While designing an online experiment to evaluate the impact of social media edutainment materials on anemia (see Blog Post #3), we realized a gap in publicly available data and academic research on rates of anemia testing in India. Given that such a statistic was important to inform accurate sample size calculations for the online experiment, we designed a quick “dipstick” study on anemia testing. CSBC uses “dipstick” quite frequently — it means back-of-the-envelope, rough estimate, approximate gauge.
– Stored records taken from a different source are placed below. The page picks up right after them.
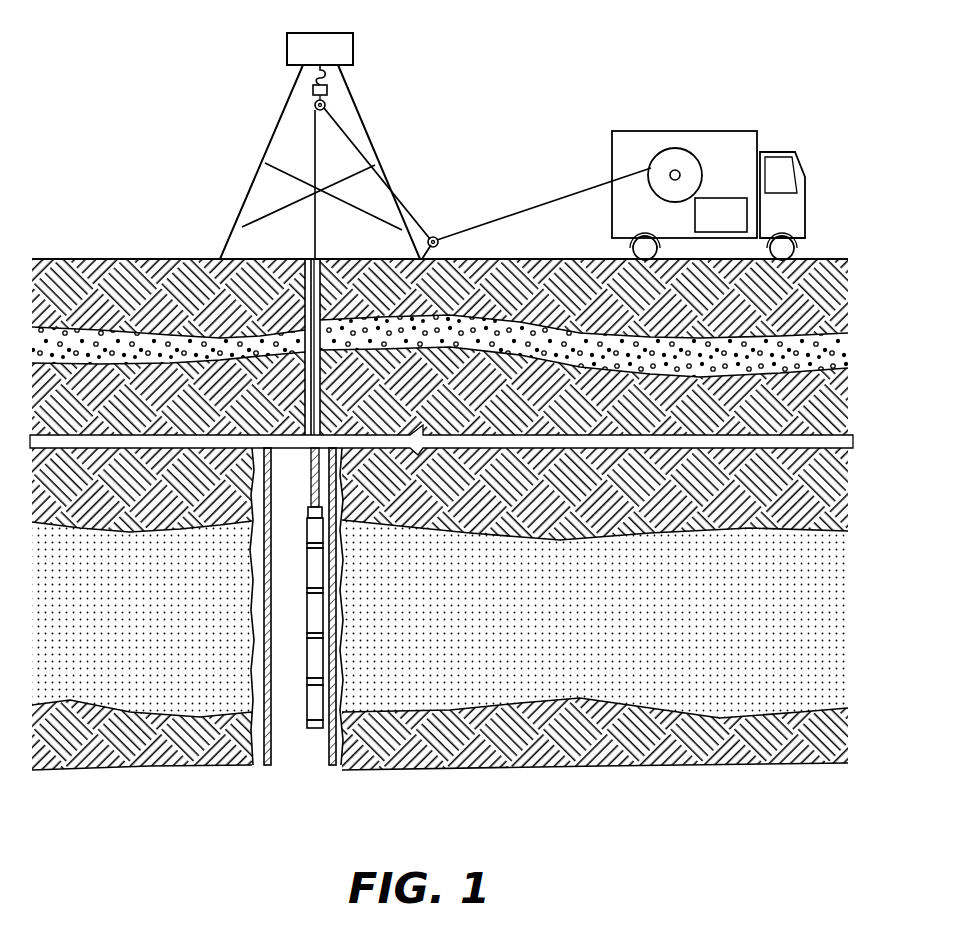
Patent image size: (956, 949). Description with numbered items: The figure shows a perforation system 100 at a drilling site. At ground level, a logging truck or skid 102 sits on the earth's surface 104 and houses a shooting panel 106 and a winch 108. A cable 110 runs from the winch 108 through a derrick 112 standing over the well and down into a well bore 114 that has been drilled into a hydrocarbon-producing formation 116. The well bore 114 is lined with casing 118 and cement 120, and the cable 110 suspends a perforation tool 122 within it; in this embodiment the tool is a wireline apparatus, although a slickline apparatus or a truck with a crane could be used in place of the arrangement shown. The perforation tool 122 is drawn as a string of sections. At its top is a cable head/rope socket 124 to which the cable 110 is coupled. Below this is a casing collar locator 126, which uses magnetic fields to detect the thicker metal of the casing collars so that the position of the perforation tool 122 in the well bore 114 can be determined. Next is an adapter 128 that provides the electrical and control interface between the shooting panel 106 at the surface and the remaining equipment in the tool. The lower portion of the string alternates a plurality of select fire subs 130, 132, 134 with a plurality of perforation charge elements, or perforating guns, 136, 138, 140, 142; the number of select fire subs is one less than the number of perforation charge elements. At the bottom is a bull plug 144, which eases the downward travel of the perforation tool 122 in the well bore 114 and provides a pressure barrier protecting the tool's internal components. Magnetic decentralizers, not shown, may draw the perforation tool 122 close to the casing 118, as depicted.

The perforation system 100 is at (675, 75).
The logging truck or skid 102 is at (710, 131).
The earth's surface 104 is at (108, 258).
The shooting panel 106 is at (738, 226).
The winch 108 is at (660, 152).
The cable 110 is at (537, 202).
The derrick 112 is at (320, 33).
The well bore 114 is at (310, 258).
The hydrocarbon-producing formation 116 is at (752, 639).
The casing 118 is at (332, 766).
The cement 120 is at (262, 766).
The perforation tool 122 is at (357, 514).
The cable head/rope socket 124 is at (308, 511).
The casing collar locator 126 is at (308, 527).
The adapter 128 is at (308, 542).
The select fire sub 130 is at (307, 590).
The select fire sub 132 is at (307, 635).
The select fire sub 134 is at (307, 680).
The perforation charge element 136 is at (307, 562).
The perforation charge element 138 is at (307, 613).
The perforation charge element 140 is at (307, 657).
The perforation charge element 142 is at (307, 703).
The bull plug 144 is at (307, 725).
I launched a very simple five-question survey, primarily targeted at understanding anemia testing behavior in the states of Uttar Pradesh and Bihar (same target region as the online experiment and subsequent social media campaign) and distributed the survey through CSBC’s online research participant pool with an 100 rupee incentive for anyone who qualified for and completed the survey. The result was not all successful, and I wanted to share a few learnings on online data collection in India, below:

  1. Talk is cheap. This is no new insight for any researcher who has gathered data through surveys, but self-reported behavior expressed in a survey is wildly different from behavior in real life. Our sample suggested a 67% anemia testing rate — an improbably high rate, likely because people were subject to social desirability bias, didn’t care enough to answer honestly, or hoped that answering “Yes” would guarantee their chances of payout.
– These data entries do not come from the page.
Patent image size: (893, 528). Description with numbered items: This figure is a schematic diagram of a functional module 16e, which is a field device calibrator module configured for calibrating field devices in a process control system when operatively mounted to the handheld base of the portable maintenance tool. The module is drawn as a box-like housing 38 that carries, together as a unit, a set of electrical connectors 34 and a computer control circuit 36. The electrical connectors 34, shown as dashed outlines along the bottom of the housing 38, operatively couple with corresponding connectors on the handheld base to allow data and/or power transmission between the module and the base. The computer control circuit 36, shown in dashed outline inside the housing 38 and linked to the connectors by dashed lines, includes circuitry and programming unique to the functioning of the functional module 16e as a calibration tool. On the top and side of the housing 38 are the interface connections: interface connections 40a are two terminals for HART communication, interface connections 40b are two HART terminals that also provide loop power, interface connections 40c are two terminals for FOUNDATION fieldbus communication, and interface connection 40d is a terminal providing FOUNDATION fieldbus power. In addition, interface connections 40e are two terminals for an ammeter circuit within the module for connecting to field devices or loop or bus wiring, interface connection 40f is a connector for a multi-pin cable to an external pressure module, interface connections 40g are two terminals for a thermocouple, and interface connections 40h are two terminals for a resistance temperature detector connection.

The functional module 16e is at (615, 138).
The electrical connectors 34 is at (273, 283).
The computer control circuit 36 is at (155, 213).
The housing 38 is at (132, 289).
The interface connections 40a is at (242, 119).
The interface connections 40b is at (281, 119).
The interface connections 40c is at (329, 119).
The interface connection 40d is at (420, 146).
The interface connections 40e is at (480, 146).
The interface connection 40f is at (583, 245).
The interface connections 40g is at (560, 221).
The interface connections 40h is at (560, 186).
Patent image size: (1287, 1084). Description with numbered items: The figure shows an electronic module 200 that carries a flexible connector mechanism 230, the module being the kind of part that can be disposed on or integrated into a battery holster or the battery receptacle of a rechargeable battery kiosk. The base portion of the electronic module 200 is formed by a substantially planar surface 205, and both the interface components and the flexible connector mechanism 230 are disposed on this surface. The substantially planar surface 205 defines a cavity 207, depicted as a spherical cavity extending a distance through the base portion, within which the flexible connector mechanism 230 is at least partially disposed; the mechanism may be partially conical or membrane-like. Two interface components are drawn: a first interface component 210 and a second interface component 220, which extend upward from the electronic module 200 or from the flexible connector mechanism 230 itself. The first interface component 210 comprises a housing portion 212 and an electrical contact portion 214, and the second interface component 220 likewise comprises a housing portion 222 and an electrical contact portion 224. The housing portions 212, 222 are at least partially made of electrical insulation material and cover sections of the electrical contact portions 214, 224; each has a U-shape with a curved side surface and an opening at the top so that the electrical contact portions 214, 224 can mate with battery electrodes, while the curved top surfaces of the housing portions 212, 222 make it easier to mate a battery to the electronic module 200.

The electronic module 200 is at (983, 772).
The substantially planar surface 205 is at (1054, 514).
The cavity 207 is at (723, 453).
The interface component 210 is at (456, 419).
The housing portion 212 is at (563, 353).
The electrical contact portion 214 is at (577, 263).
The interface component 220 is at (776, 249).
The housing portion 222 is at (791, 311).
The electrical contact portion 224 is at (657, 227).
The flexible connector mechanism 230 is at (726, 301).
  2. Beware of fraudsters. Similarly related to the previous point, we found some suspicious activity from respondents, with one IP address generating 18 unique survey responses and another generating 10. It is likely that those responses were fraudulent, inputted by an individual to maximize their payout. This happened despite us collecting phone numbers as unique identifiers (for example, one of those individuals used the same IP address to put down 18 unique phone numbers). Given this was more of a “dipstick” to guide internal power calculations, there were no severe consequences as we just extrapolated a benchmark for power calculations from several other data sources. However, it is a good learning for me as a researcher and for the subsequent phase of our online experiment, which is much longer and thorough, in which we actually intend to evaluate the social media campaign materials and for which the results hold greater consequence.

In an ideal world, we would have been able to gather real behavioral data on anemia testing from the Ministry of Health, networks of healthcare practitioners, etc. However, given we were short for time, this “dipstick” assessment met our needs and taught me some cautionary lessons about conducting online research well in India.